Monday, March 14, 2011

Carbon Dioxide and Democracy

WSJ.com REVIEW & OUTLOOK MARCH 15, 2011

Carbon and Democracy
Congress gets ready to overrule the EPA on cap and trade rules.

Get a load of this. Some Members of Congress actually think that Congress should have a say in whether or not the government regulates carbon [dioxide]. Some of them even want to have a debate about it first. Don't these yahoos understand that democratic consent doesn't apply to the Environmental Protection Agency?

Yesterday, the House Energy and Commerce Committee began debating a bill that would prohibit the EPA from abusing the clean air laws of the 1970s to impose the climate regulations that Congress has refused to pass despite President Obama's entreaties. As EPA chief Lisa Jackson put it with her customary reserve at a hearing last week, the measure "would presume to overrule the scientific community on the scientific finding that carbon pollution endangers Americans' health and well-being. Politicians overruling scientists on a scientific question . . ."

We'll spare you the rest, though Ms. Jackson mentioned "science" a few more times in case anyone didn't get the drift.

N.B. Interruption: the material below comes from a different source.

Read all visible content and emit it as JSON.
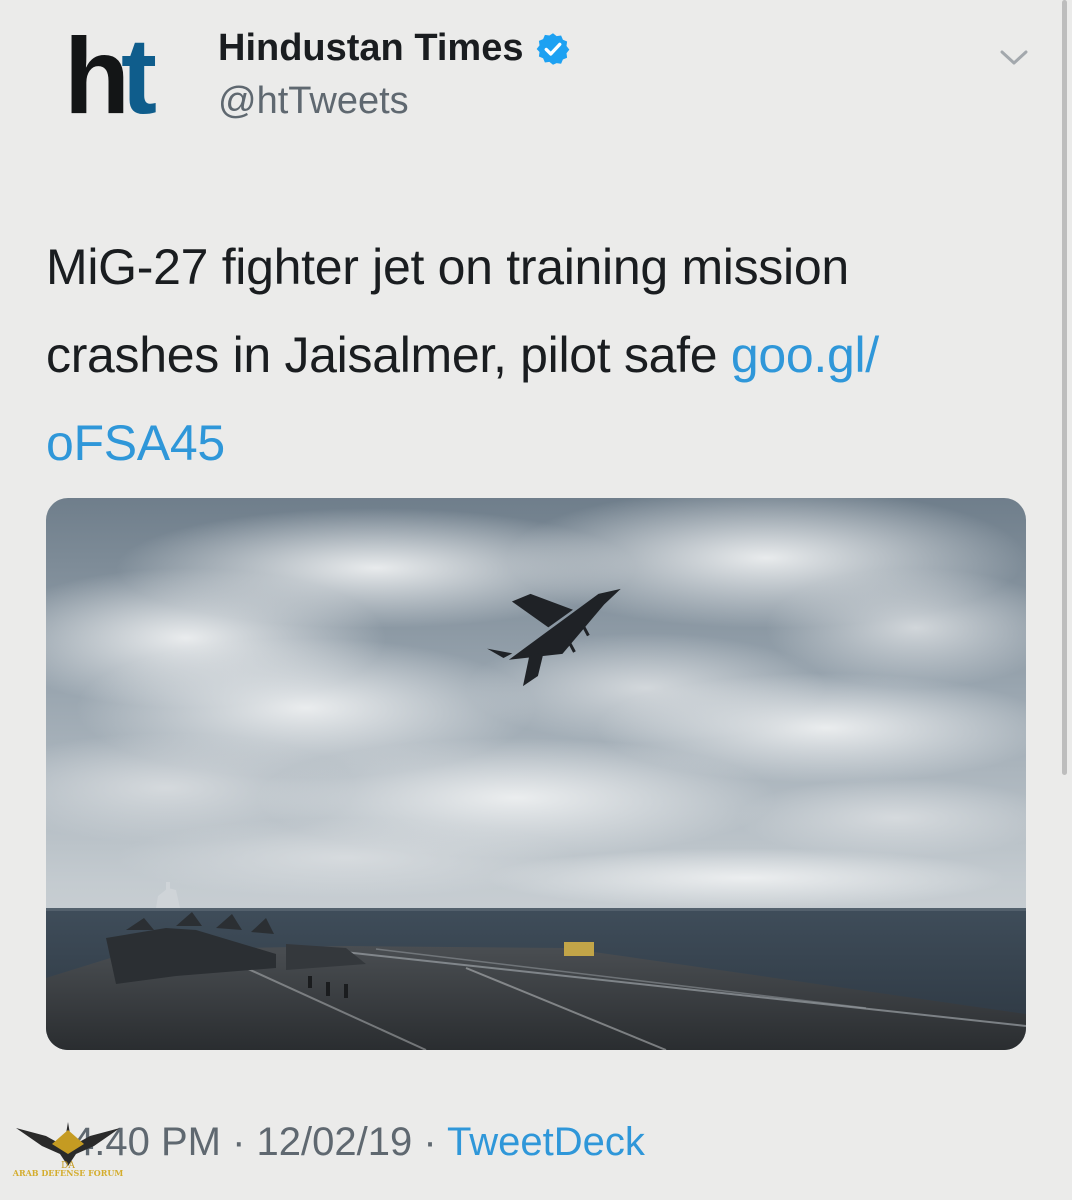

But the real presumption is that an unaccountable bureaucracy should use its self-assigned powers to make inherently political choices that will be a colossal drag on economic growth.

The bill, which the committee will likely approve today and the House will likely pass later this spring, would restore the plain regulatory meaning that "pollutant" held for decades until the EPA decided in 2009 that all of a sudden it also applied to carbon [dioxide]. John Dingell helped write the Clean Air Act and its 1990 revision, and the Michigan Democrat has repeatedly said that neither was ever meant to address climate.

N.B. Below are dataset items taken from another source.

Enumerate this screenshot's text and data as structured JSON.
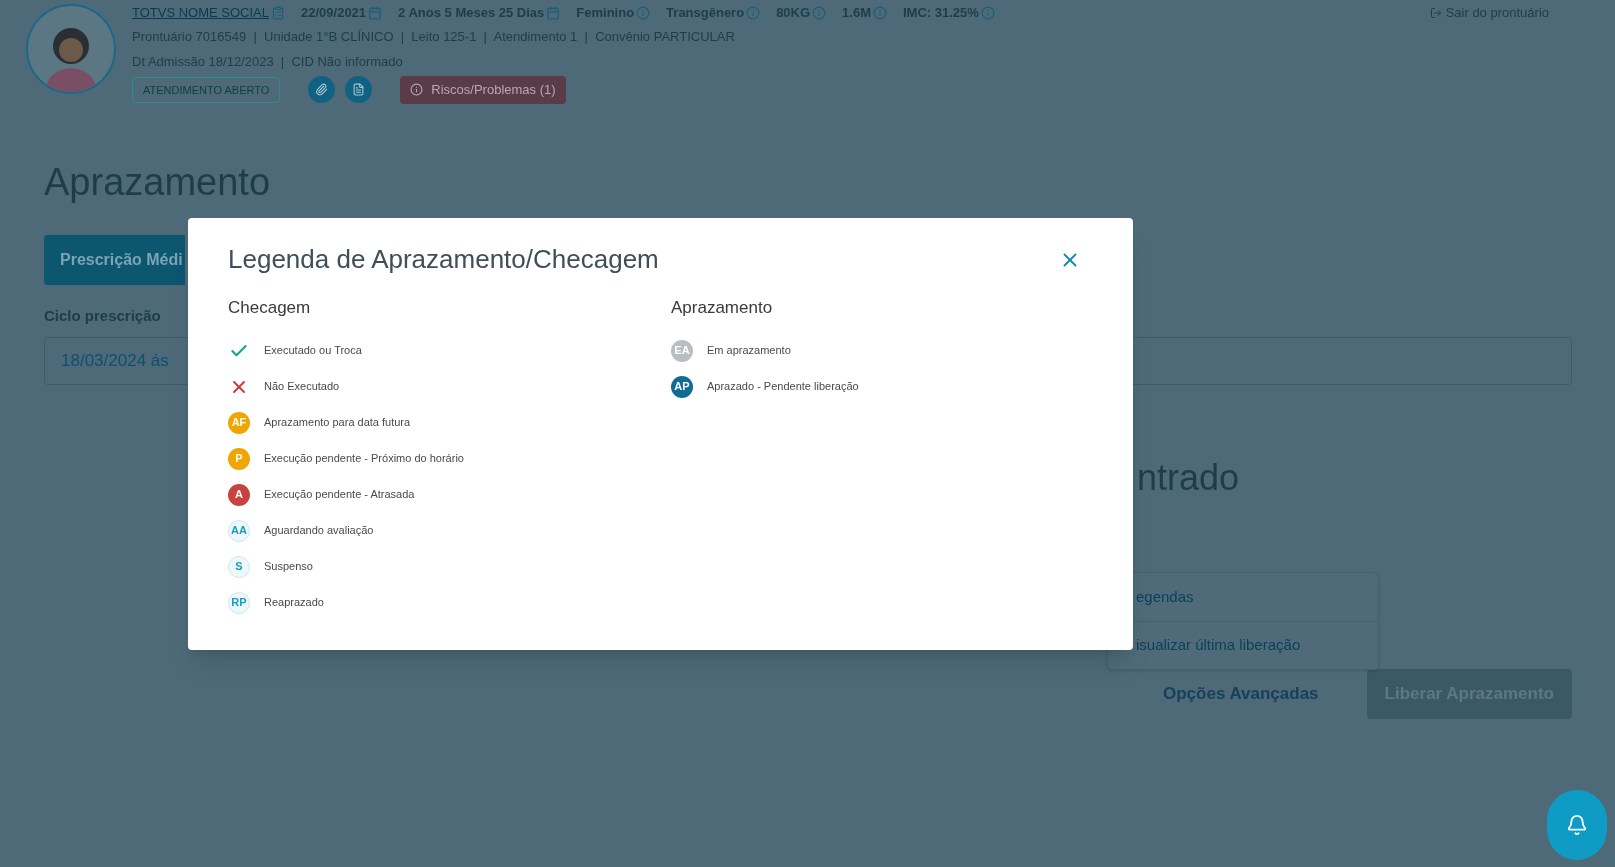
{
  "header": {
    "patient_name": "TOTVS NOME SOCIAL",
    "birth_date": "22/09/2021",
    "age": "2 Anos 5 Meses 25 Dias",
    "sex": "Feminino",
    "gender_identity": "Transgênero",
    "weight": "80KG",
    "height": "1.6M",
    "imc": "IMC: 31.25%",
    "record_line": "Prontuário 7016549  |  Unidade 1°B CLÍNICO  |  Leito 125-1  |  Atendimento 1  |  Convênio PARTICULAR",
    "admission_line": "Dt Admissão 18/12/2023  |  CID Não informado",
    "status_badge": "ATENDIMENTO ABERTO",
    "risks_button": "Riscos/Problemas (1)",
    "exit_link": "Sair do prontuário"
  },
  "page": {
    "title": "Aprazamento",
    "tab_button": "Prescrição Médi",
    "cycle_label": "Ciclo prescrição",
    "cycle_value": "18/03/2024 ás",
    "empty_message": "ntrado",
    "advanced_options": "Opções Avançadas",
    "release_button": "Liberar Aprazamento"
  },
  "menu": [
    "egendas",
    "isualizar última liberação"
  ],
  "modal": {
    "title": "Legenda de Aprazamento/Checagem",
    "sections": [
      {
        "title": "Checagem",
        "items": [
          {
            "kind": "check",
            "label": "Executado ou Troca"
          },
          {
            "kind": "cross",
            "label": "Não Executado"
          },
          {
            "kind": "solid",
            "code": "AF",
            "color": "#f0a500",
            "label": "Aprazamento para data futura"
          },
          {
            "kind": "solid",
            "code": "P",
            "color": "#f0a500",
            "label": "Execução pendente - Próximo do horário"
          },
          {
            "kind": "solid",
            "code": "A",
            "color": "#c8423f",
            "label": "Execução pendente - Atrasada"
          },
          {
            "kind": "outline",
            "code": "AA",
            "color": "#1a9bc4",
            "label": "Aguardando avaliação"
          },
          {
            "kind": "outline",
            "code": "S",
            "color": "#1a9bc4",
            "label": "Suspenso"
          },
          {
            "kind": "outline",
            "code": "RP",
            "color": "#1a9bc4",
            "label": "Reaprazado"
          }
        ]
      },
      {
        "title": "Aprazamento",
        "items": [
          {
            "kind": "solid",
            "code": "EA",
            "color": "#b9bec1",
            "label": "Em aprazamento"
          },
          {
            "kind": "solid",
            "code": "AP",
            "color": "#0f6c95",
            "label": "Aprazado - Pendente liberação"
          }
        ]
      }
    ]
  }
}
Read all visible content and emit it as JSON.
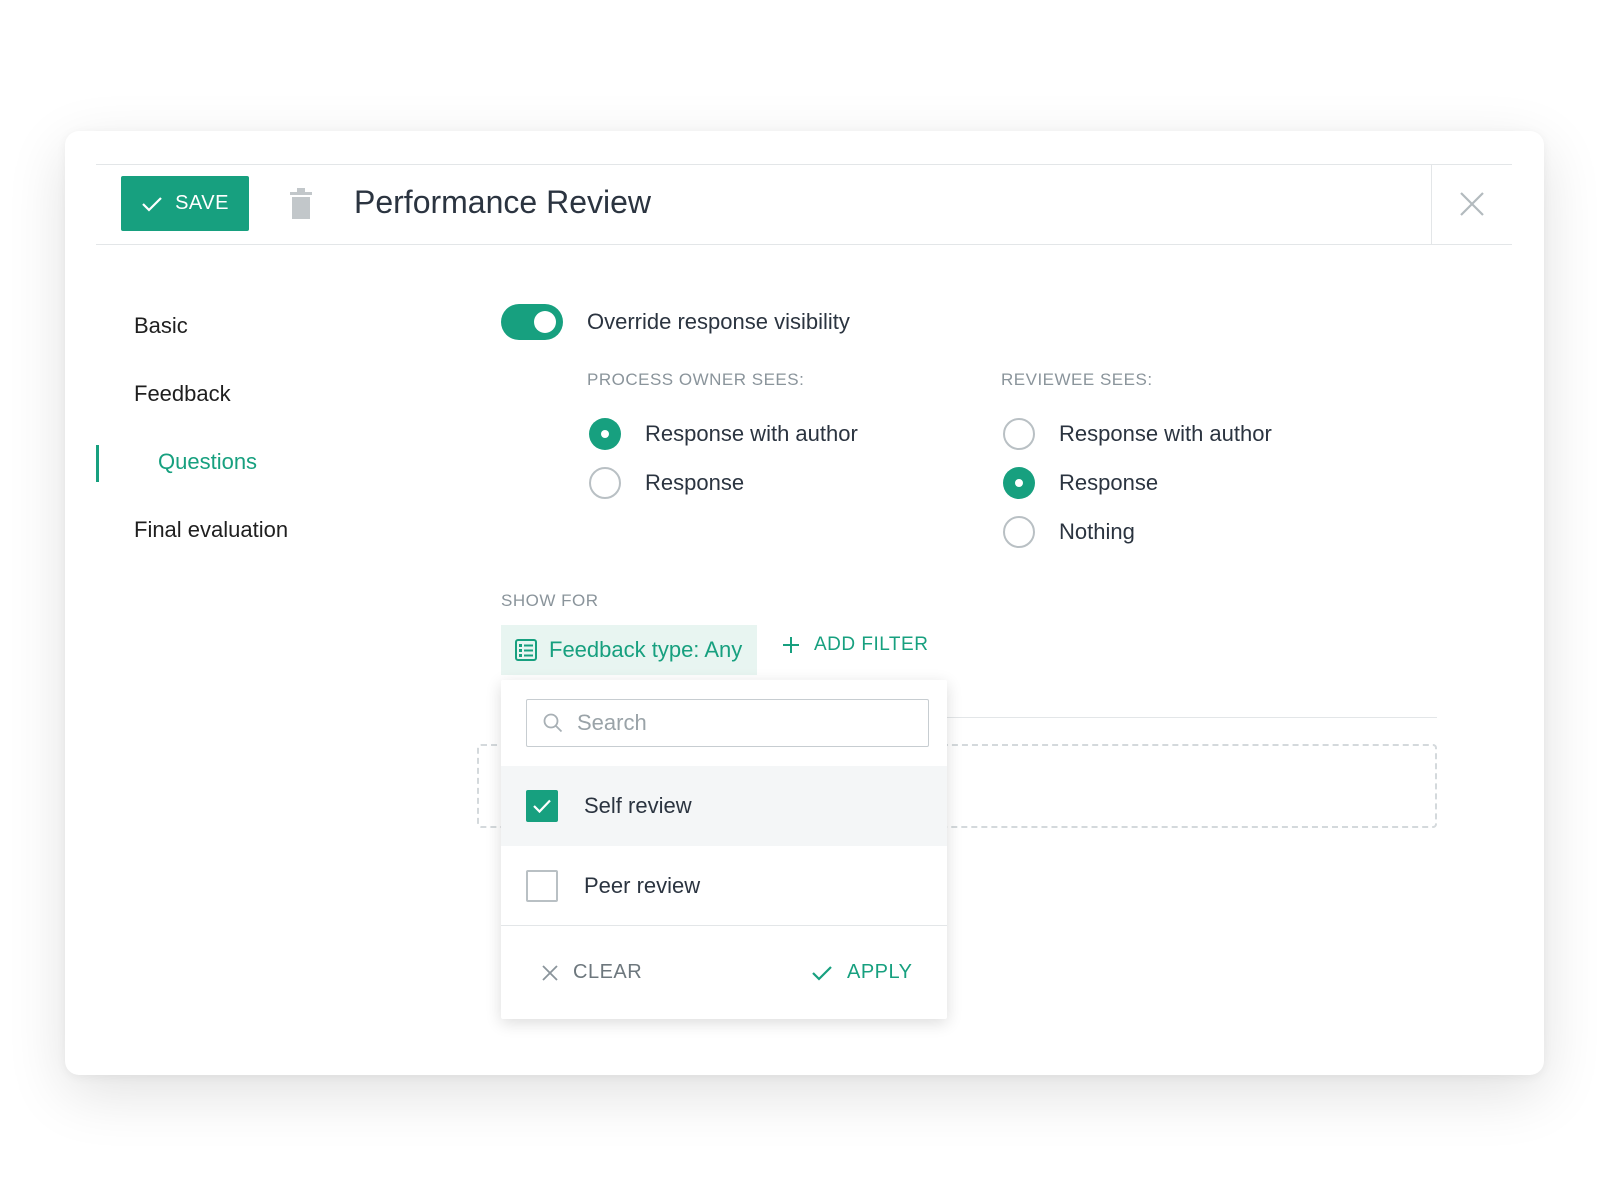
{
  "header": {
    "save_label": "SAVE",
    "title": "Performance Review"
  },
  "sidebar": {
    "items": [
      {
        "label": "Basic"
      },
      {
        "label": "Feedback"
      },
      {
        "label": "Questions",
        "active": true
      },
      {
        "label": "Final evaluation"
      }
    ]
  },
  "visibility": {
    "toggle_label": "Override response visibility",
    "toggle_on": true,
    "process_owner": {
      "label": "PROCESS OWNER SEES:",
      "options": [
        {
          "label": "Response with author",
          "selected": true
        },
        {
          "label": "Response",
          "selected": false
        }
      ]
    },
    "reviewee": {
      "label": "REVIEWEE SEES:",
      "options": [
        {
          "label": "Response with author",
          "selected": false
        },
        {
          "label": "Response",
          "selected": true
        },
        {
          "label": "Nothing",
          "selected": false
        }
      ]
    }
  },
  "show_for": {
    "label": "SHOW FOR",
    "filter_chip": "Feedback type: Any",
    "add_filter": "ADD FILTER"
  },
  "dropdown": {
    "search_placeholder": "Search",
    "options": [
      {
        "label": "Self review",
        "checked": true
      },
      {
        "label": "Peer review",
        "checked": false
      }
    ],
    "clear_label": "CLEAR",
    "apply_label": "APPLY"
  },
  "colors": {
    "accent": "#17a07f",
    "chip_bg": "#e8f5f1",
    "muted_text": "#8a949b"
  }
}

Other critics of the EPA's carbon agenda include Senate Democrats like West Virginia's Jay Rockefeller and Ohio's Sherrod Brown, neither of whom is otherwise known for business sympathies. But they understand that the EPA is about to unleash an economy-wide deluge of new rules and mandates that is already costly and destructive, and it has barely begun.

Mr. Rockefeller is sponsoring a Senate bill that would freeze regulation for two years, but the House bill is a better approach because it is a permanent solution. The EPA's carbon putsch has been arbitrary, politically driven and frequently illegal, and it won't be any less reckless two years from now.

Whatever Ms. Jackson's appeals to "science," as if democracy doesn't matter, her conception of an autonomous regulatory state should offend any elected politician. The harm the EPA is inflicting is bad enough, but let's start with such basics as the rule of law and representative government.